Une coalition internationale de syndicats a saisi lundi l’Organisation de coopération et de développement économiques, accusant le groupe McDonald’s de tolérer un «harcèlement sexuel systématique» dans ses restaurants dans le monde.
Une coalition internationale de syndicats a saisi lundi l’Organisation de coopération et de développement économiques, accusant le groupe McDonald’s de tolérer un «harcèlement sexuel systématique» dans ses restaurants dans le monde.

McDonald’s accusé devant l’OCDE d’avoir toléré une culture du harcèlement sexuel

WASHINGTON — Commentaires vulgaires, attouchements, agressions: une coalition internationale de syndicats a saisi lundi l’Organisation de coopération et de développement économiques (OCDE), accusant le groupe McDonald’s de tolérer un «harcèlement sexuel systématique» dans ses restaurants dans le monde.

«La violence et le harcèlement basés sur le genre font partie de la culture de McDonald’s», estime ce groupe qui s’est adressé au Point de contact national (PCN) néerlandais de l’OCDE.

Sont également visées deux banques d’investissements, la néerlandaise APG Asset Management et la norvégienne Norges Bank, présentes au capital du géant mondial de la restauration à hauteur de 1,7 milliard $US (2,4 milliards $), selon les syndicats.

McDonald’s affirmé à l’AFP qu’il étudierait la saisine dès sa réception, assurant avoir déjà instauré «une discussion très importante concernant un environnement de travail sûr et respectueux [dans ses établissements] aux États-Unis et dans le monde».
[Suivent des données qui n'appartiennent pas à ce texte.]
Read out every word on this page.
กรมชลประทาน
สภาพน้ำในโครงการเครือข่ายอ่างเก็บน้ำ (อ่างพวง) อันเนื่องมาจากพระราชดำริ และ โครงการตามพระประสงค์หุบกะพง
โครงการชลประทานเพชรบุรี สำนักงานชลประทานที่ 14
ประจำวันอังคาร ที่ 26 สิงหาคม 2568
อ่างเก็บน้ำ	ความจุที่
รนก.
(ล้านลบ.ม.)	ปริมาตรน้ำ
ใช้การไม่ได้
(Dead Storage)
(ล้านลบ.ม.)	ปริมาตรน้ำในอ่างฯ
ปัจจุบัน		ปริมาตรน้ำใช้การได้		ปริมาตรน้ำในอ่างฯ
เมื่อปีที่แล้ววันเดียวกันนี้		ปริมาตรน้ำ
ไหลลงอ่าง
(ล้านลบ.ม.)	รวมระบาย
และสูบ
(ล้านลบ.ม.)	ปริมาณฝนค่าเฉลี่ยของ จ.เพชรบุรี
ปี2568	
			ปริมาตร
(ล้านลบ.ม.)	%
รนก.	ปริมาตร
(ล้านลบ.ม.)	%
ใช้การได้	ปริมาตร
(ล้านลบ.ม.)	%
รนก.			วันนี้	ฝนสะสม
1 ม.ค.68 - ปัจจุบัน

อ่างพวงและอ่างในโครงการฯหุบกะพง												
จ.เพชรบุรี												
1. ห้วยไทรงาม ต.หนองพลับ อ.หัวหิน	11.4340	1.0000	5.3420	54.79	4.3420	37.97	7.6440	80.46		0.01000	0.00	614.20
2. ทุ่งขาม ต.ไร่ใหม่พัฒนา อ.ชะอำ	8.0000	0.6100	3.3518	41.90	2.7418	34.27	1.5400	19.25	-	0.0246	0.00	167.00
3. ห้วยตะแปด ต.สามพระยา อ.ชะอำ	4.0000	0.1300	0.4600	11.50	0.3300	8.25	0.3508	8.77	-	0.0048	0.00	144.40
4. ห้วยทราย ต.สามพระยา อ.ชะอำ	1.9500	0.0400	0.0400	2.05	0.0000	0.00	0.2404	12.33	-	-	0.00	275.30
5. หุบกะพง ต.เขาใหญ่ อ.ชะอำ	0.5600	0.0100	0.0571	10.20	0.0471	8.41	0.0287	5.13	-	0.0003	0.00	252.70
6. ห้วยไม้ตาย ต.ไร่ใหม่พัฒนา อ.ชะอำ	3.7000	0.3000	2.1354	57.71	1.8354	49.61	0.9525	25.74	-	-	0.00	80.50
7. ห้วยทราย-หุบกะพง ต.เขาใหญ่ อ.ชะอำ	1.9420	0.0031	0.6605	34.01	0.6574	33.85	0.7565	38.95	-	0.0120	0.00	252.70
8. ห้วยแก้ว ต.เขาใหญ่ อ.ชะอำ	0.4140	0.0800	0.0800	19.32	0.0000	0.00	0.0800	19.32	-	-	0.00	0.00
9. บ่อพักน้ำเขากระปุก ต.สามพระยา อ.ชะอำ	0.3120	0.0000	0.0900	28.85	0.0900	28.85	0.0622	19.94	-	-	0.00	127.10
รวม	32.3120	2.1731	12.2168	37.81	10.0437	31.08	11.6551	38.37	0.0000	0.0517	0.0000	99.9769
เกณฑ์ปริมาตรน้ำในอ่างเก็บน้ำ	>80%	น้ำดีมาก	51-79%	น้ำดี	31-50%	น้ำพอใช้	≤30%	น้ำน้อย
Il s’agit selon la coalition de la première saisine pour «harcèlement sexuel généralisé dans une société multinationale» dans le cadre des principes directeurs de l’OCDE.

Ces derniers prévoient notamment que les multinationales et leurs actionnaires respectent les droits du travail tels que la protection des salariés contre les violences sexuelles.

«Ces principes ne sont pas des lois, mais ils créent des obligations pour les sociétés multinationales», a expliqué Lance Compa, un expert en droit international du travail, lors d’une visioconférence.

Les syndicats ont rassemblé des témoignages, avec des allégations allant de «commentaires vulgaires aux agressions physiques» à l’encontre de salariés en Australie, au Brésil, au Chili, en Colombie, en France, au Royaume-Uni et aux États-Unis.

Jamelia Fairley, qui travaille depuis quatre ans dans un restaurant franchisé de Sanford, en Floride, a raconté avoir été victime de commentaires à caractère sexuel et d’attouchements de la part de collègues masculins. Elle a fait plusieurs signalements, mais l’entreprise «ne les a pas prises au sérieux» et a réduit ses heures de travail, a assuré la jeune femme.

La coalition cite aussi une affaire dans un restaurant en France, où un responsable aurait installé un téléphone portable dans les vestiaires afin de filmer les employées féminines en train de se changer.

Des médiations réussies

Ricardo Patah, le président du Syndicat général des travailleurs (UGT) brésilien, a également évoqué 23 plaintes de salariés déposées dans le pays pour harcèlement moral et sexuel ainsi que pour discrimination.

La direction du géant américain de la restauration rapide a été au centre d’une polémique en fin d’année dernière: son directeur général Steve Easterbrook a été licencié pour une liaison «consentie», mais contraire au règlement avec un membre du personnel.

McDonald’s, dont le siège est aux États-Unis, est aussi responsable des conditions de travail dans ses établissements franchisés, soit 90 % des restaurants, affirment les syndicats.

Les syndicats ont choisi les Pays-Bas, car le pays est le «centre nerveux» des opérations de McDonald’s en Europe et le siège de la banque APG.

En Europe, McDonald’s est la première chaîne de restaurants avec près de 500 000 salariés, dont 90 % sont franchisés. Mais les conventions collectives sont différentes selon les pays et ne s’appliquent pas forcément aux salariés des restaurants franchisés, a précisé Kristjan Bragason, secrétaire général de la Fédération européenne des syndicats de l’Alimentation, de l’Agriculture et du Tourisme.

Le dossier doit être étudié par le PCN néerlandais qui décidera d’ici trois mois s’il entame une procédure de médiation entre les syndicats et l’entreprise.

«C’est un système non contraignant, le PCN ne peut ni forcer McDonald’s à faire quelque chose, ni punir ou faire payer» l’entreprise, a noté Lance Compa.

Mais il a souligné que le processus «a déjà prouvé qu’il était efficace» et que «beaucoup de médiations avaient réussi» à reformer certaines entreprises qui craignaient de voir leur image de marque écornée.